これらはあくまで一般論です。実際の性能は、メーカー(Samsung、東芝、Western Digital、Seagateなど)やモデル(IronWolf Pro、Red Plus、Red Pro、Barracudaなど)、さらには使用するワークロードといった多様な要因によって変動します。単一の要素だけで判断せず、個々のドライブの公称スペックを必ず確認しましょう。
SMRハードディスクのメリット・デメリット
SMRドライブにも独自の利点とトレードオフがあります。SMR技術の優れた点は以下の通りです。
- 同サイズのCMRと比較して記憶容量が大きい傾向があります。大規模なメディアコレクションやバックアップ用途など、大容量ストレージを必要とするユーザーに適しています。
- 通常、同サイズのCMRよりも価格が抑えられており、限られた予算で最大限のストレージ容量を求めるユーザーにとって魅力的です。
一方、注意すべき短所もあります。
- 書き込み時に、ヘッドがまず重なり合うトラック内の既存データを消去する必要があるため、特に大きなファイルではCMRより書き込みが遅くなることがあります。
- トラック間をジャンプできず順次アクセスとなるため、ゲーミング、動画編集、データ転送など高速なドライブアクセスが求められる作業ではパフォーマンスが低下します。
- 一部のシステム(特定のLinuxディストリビューションなど)ではSMRとの互換性がない場合があるため、購入前にシステム要件を確認することが重要です。
SMRハードディスクは、大容量を重視し、書き込み速度やパフォーマンスを多少犠牲にしても低価格を優先したいユーザーにとって有力な選択肢です。そのため、大量データのアーカイブ用途において特に魅力的といえます。
用途別比較:CMRとSMR、どちらを選ぶべき?
CMRとSMRのどちらが優れているかを一概に断言するのは困難で、最終的には使用目的と優先事項次第です。
CMRハードディスクは一般的にSMRよりも高速な読み書き速度を提供します。これはゲーミング、動画編集、データ転送など高パフォーマンスが求められるタスクで重要になります。
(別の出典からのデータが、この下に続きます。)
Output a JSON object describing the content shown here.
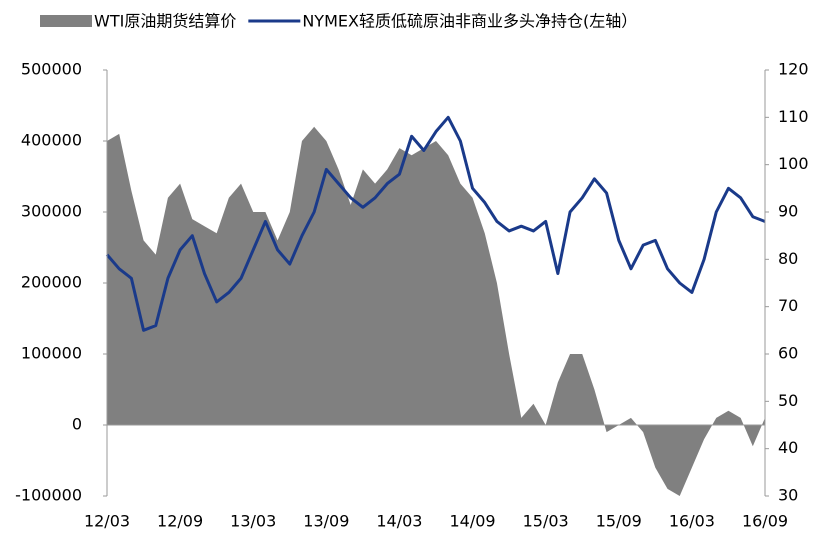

ただし、一般的なファイル保存や日常的な利用では、その差は体感しにくいでしょう。

なお、こうした高速性が求められる用途であれば、SSD(ソリッドステートドライブ)はCMRディスクをはるかに凌駕します。OSやアプリケーションの起動ドライブには、SSDの使用を強くおすすめします。これは純粋なパフォーマンスだけでなく、省エネ性の観点からも有効です。HDDは素早く応答するためにアイドル状態でも回転を続ける必要があり、電力を消費し続けます。

SMRハードディスクは同サイズのCMRよりも記憶容量が大きいため、大規模なメディアコレクションやバックアップなど、大容量ストレージが必要なユーザーに適しています。データ保管用の外付けハードディスクをお探しであれば、SMRモデルを選ぶのが賢明でしょう。
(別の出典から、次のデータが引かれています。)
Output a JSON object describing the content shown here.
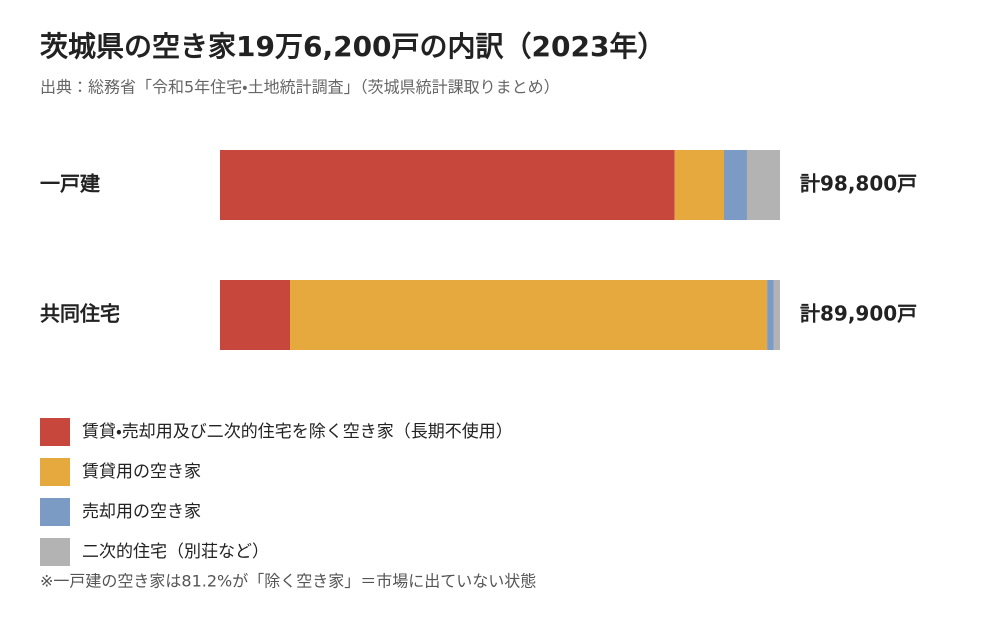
{
  "chart_data": {
    "type": "stacked-bar-100",
    "title": "茨城県の空き家19万6,200戸の内訳（2023年）",
    "subtitle": "出典：総務省「令和5年住宅・土地統計調査」（茨城県統計課取りまとめ）",
    "categories": [
      "一戸建",
      "共同住宅"
    ],
    "totals": [
      "計98,800戸",
      "計89,900戸"
    ],
    "series": [
      {
        "name": "賃貸・売却用及び二次的住宅を除く空き家（長期不使用）",
        "color": "#c8473d",
        "values": [
          81.2,
          12.5
        ]
      },
      {
        "name": "賃貸用の空き家",
        "color": "#e5a93d",
        "values": [
          8.8,
          85.2
        ]
      },
      {
        "name": "売却用の空き家",
        "color": "#7b9bc4",
        "values": [
          4.1,
          1.2
        ]
      },
      {
        "name": "二次的住宅（別荘など）",
        "color": "#b3b3b3",
        "values": [
          5.9,
          1.1
        ]
      }
    ],
    "note": "※一戸建の空き家は81.2%が「除く空き家」＝市場に出ていない状態"
  }
}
さらに、SMRは通常、同サイズのCMRよりも大幅に安価であるため、限られた予算でストレージ容量を最大化したいユーザーにとっても大きな魅力となっています。
第3の選択肢:PMR
PMRは「Perpendicular Magnetic Recording(垂直磁気記録)」の略称です。PMRハードディスクでは、ディスク上の磁気粒子が従来技術のように水平方向ではなく、ディスク表面に対して垂直に配置されます。これにより高いデータ密度が実現され、同一ディスクにより多くのデータを記録できます。PMRは現在、HDDで最も広く採用されている技術です。

CMRはPMRと類似していますが、ディスク上の磁気粒子の層数が少ない点が異なります。その結果、PMRより記録密度は低いものの、通常はより高速な読み書き速度を実現します。
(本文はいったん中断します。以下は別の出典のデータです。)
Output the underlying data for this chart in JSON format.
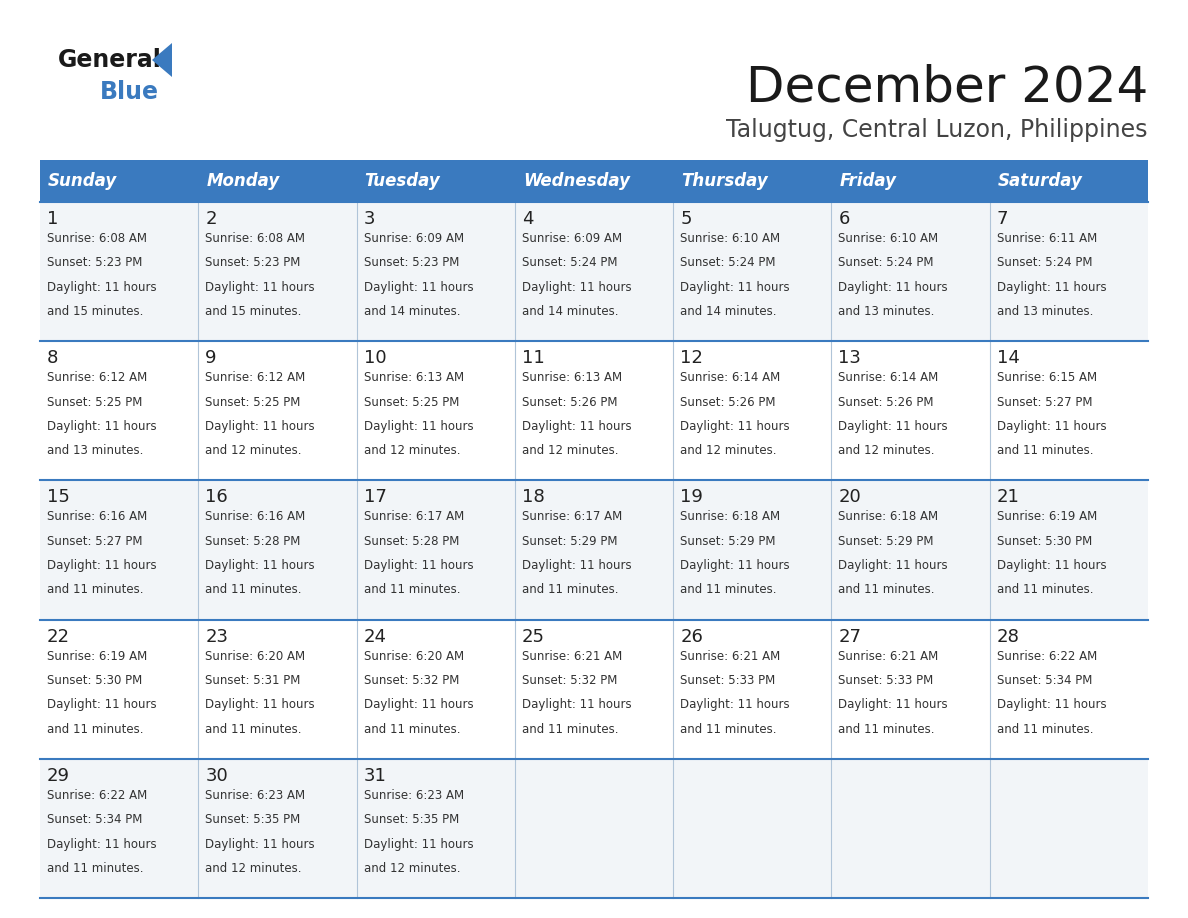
{
  "title": "December 2024",
  "subtitle": "Talugtug, Central Luzon, Philippines",
  "header_color": "#3a7abf",
  "header_text_color": "#ffffff",
  "row_bg": [
    "#f2f5f8",
    "#ffffff",
    "#f2f5f8",
    "#ffffff",
    "#f2f5f8"
  ],
  "days_of_week": [
    "Sunday",
    "Monday",
    "Tuesday",
    "Wednesday",
    "Thursday",
    "Friday",
    "Saturday"
  ],
  "calendar": [
    [
      {
        "day": 1,
        "sunrise": "6:08 AM",
        "sunset": "5:23 PM",
        "daylight": "11 hours and 15 minutes."
      },
      {
        "day": 2,
        "sunrise": "6:08 AM",
        "sunset": "5:23 PM",
        "daylight": "11 hours and 15 minutes."
      },
      {
        "day": 3,
        "sunrise": "6:09 AM",
        "sunset": "5:23 PM",
        "daylight": "11 hours and 14 minutes."
      },
      {
        "day": 4,
        "sunrise": "6:09 AM",
        "sunset": "5:24 PM",
        "daylight": "11 hours and 14 minutes."
      },
      {
        "day": 5,
        "sunrise": "6:10 AM",
        "sunset": "5:24 PM",
        "daylight": "11 hours and 14 minutes."
      },
      {
        "day": 6,
        "sunrise": "6:10 AM",
        "sunset": "5:24 PM",
        "daylight": "11 hours and 13 minutes."
      },
      {
        "day": 7,
        "sunrise": "6:11 AM",
        "sunset": "5:24 PM",
        "daylight": "11 hours and 13 minutes."
      }
    ],
    [
      {
        "day": 8,
        "sunrise": "6:12 AM",
        "sunset": "5:25 PM",
        "daylight": "11 hours and 13 minutes."
      },
      {
        "day": 9,
        "sunrise": "6:12 AM",
        "sunset": "5:25 PM",
        "daylight": "11 hours and 12 minutes."
      },
      {
        "day": 10,
        "sunrise": "6:13 AM",
        "sunset": "5:25 PM",
        "daylight": "11 hours and 12 minutes."
      },
      {
        "day": 11,
        "sunrise": "6:13 AM",
        "sunset": "5:26 PM",
        "daylight": "11 hours and 12 minutes."
      },
      {
        "day": 12,
        "sunrise": "6:14 AM",
        "sunset": "5:26 PM",
        "daylight": "11 hours and 12 minutes."
      },
      {
        "day": 13,
        "sunrise": "6:14 AM",
        "sunset": "5:26 PM",
        "daylight": "11 hours and 12 minutes."
      },
      {
        "day": 14,
        "sunrise": "6:15 AM",
        "sunset": "5:27 PM",
        "daylight": "11 hours and 11 minutes."
      }
    ],
    [
      {
        "day": 15,
        "sunrise": "6:16 AM",
        "sunset": "5:27 PM",
        "daylight": "11 hours and 11 minutes."
      },
      {
        "day": 16,
        "sunrise": "6:16 AM",
        "sunset": "5:28 PM",
        "daylight": "11 hours and 11 minutes."
      },
      {
        "day": 17,
        "sunrise": "6:17 AM",
        "sunset": "5:28 PM",
        "daylight": "11 hours and 11 minutes."
      },
      {
        "day": 18,
        "sunrise": "6:17 AM",
        "sunset": "5:29 PM",
        "daylight": "11 hours and 11 minutes."
      },
      {
        "day": 19,
        "sunrise": "6:18 AM",
        "sunset": "5:29 PM",
        "daylight": "11 hours and 11 minutes."
      },
      {
        "day": 20,
        "sunrise": "6:18 AM",
        "sunset": "5:29 PM",
        "daylight": "11 hours and 11 minutes."
      },
      {
        "day": 21,
        "sunrise": "6:19 AM",
        "sunset": "5:30 PM",
        "daylight": "11 hours and 11 minutes."
      }
    ],
    [
      {
        "day": 22,
        "sunrise": "6:19 AM",
        "sunset": "5:30 PM",
        "daylight": "11 hours and 11 minutes."
      },
      {
        "day": 23,
        "sunrise": "6:20 AM",
        "sunset": "5:31 PM",
        "daylight": "11 hours and 11 minutes."
      },
      {
        "day": 24,
        "sunrise": "6:20 AM",
        "sunset": "5:32 PM",
        "daylight": "11 hours and 11 minutes."
      },
      {
        "day": 25,
        "sunrise": "6:21 AM",
        "sunset": "5:32 PM",
        "daylight": "11 hours and 11 minutes."
      },
      {
        "day": 26,
        "sunrise": "6:21 AM",
        "sunset": "5:33 PM",
        "daylight": "11 hours and 11 minutes."
      },
      {
        "day": 27,
        "sunrise": "6:21 AM",
        "sunset": "5:33 PM",
        "daylight": "11 hours and 11 minutes."
      },
      {
        "day": 28,
        "sunrise": "6:22 AM",
        "sunset": "5:34 PM",
        "daylight": "11 hours and 11 minutes."
      }
    ],
    [
      {
        "day": 29,
        "sunrise": "6:22 AM",
        "sunset": "5:34 PM",
        "daylight": "11 hours and 11 minutes."
      },
      {
        "day": 30,
        "sunrise": "6:23 AM",
        "sunset": "5:35 PM",
        "daylight": "11 hours and 12 minutes."
      },
      {
        "day": 31,
        "sunrise": "6:23 AM",
        "sunset": "5:35 PM",
        "daylight": "11 hours and 12 minutes."
      },
      null,
      null,
      null,
      null
    ]
  ],
  "logo_general_color": "#1a1a1a",
  "logo_blue_color": "#3a7abf",
  "logo_triangle_color": "#3a7abf",
  "title_fontsize": 36,
  "subtitle_fontsize": 17,
  "header_fontsize": 12,
  "day_num_fontsize": 13,
  "cell_text_fontsize": 8.5,
  "divider_color": "#3a7abf",
  "vert_line_color": "#b0c4d8"
}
つまり、PMRドライブはCMRとSMRの中間的存在といえます。CMRほどの最高速度も、SMRのような極限の大容量も必要とせず、両者の絶妙なバランスを求めるケースに最適です。例えば、Wi-Fi技術の帯域制限によりドライブ本体の速度がボトルネックになりにくい家庭用NAS(Network Attached Storage)サーバーの構築には、PMRドライブが有力候補となるでしょう。